Snorkeling Tips

snorkelingTo get the most out of your snorkeling experience you may find these tips helpful. Also, the crew is always happy to answer any questions and to provide any assistance.



Using the Mask

To try on the mask, move the strap out of the way, brush your hair out of the way, and gently push the mask onto your face. Gently inhale through your nose to seal the mask to your face. If the mask remains there unsupported, then it is making a good seal. It is best to try on and adjust the mask straps before entering the water. If any assistance is needed one of the crew will gladly help. In order to prevent the mask from fogging up while in use, there is defogging solution aboard the boat.



Using the Snorkel

To keep the snorkel upright while you are swimming face down on the surface of the water, you may need to adjust the snorkel strap properly on the mask strap.
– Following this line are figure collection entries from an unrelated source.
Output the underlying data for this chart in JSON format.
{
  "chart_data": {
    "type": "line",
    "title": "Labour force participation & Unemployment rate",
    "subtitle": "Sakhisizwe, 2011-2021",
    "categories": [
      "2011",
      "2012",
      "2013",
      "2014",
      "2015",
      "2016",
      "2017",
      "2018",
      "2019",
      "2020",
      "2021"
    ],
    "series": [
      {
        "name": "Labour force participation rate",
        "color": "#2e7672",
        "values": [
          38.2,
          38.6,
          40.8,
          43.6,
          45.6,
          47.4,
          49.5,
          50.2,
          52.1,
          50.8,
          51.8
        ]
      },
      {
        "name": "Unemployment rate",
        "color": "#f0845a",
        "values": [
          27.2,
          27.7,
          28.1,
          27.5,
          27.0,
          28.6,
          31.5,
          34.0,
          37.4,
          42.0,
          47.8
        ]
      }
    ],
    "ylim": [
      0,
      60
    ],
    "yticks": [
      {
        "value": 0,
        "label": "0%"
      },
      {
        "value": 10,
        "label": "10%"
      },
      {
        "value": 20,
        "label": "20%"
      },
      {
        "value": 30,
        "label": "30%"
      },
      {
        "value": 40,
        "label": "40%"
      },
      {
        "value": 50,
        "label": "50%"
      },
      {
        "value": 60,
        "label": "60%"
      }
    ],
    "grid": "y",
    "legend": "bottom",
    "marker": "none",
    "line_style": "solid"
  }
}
Now you can just float or swim along the surface, breathing through the snorkel and observing the underwater world below.


Fins

Fins aren’t really a necessity for snorkeling, but they do help you to move around more quickly so that you can see more of the underwater world. Before entering into the water, one of the crew will provide you with a pair of fins. It is easiest to put the fins on while sitting on or near the diving platform. Walking with your fins on is not the easiest thing to do, not to mention it looks pretty funny! When you wish to return back onto the boat it is easiest to take your fins off near the ladder and hand them up to one of the crew before attempting to climb out of the water. One of the crew is always on or near the platform to assist you getting back onto the boat.



Snorkeling Hazards

The southeast coast of Florida has a lot of coral. Coral is made by tiny creatures who go out and collect discarded razor blades and cement them together to build sturdy, defensible homes. Okay, I’m kidding; However, coral is actually quite fragile and can be easily damaged by clumsy swimmers, but it is also often razor sharp, which is another reason to avoid contact. It takes many years for a coral reef to grow. Coming into contact with coral generally kills it so please avoid contact with the coral.



For the safety of the marine life and yours, as a general rule of thumb, don’t touch anything.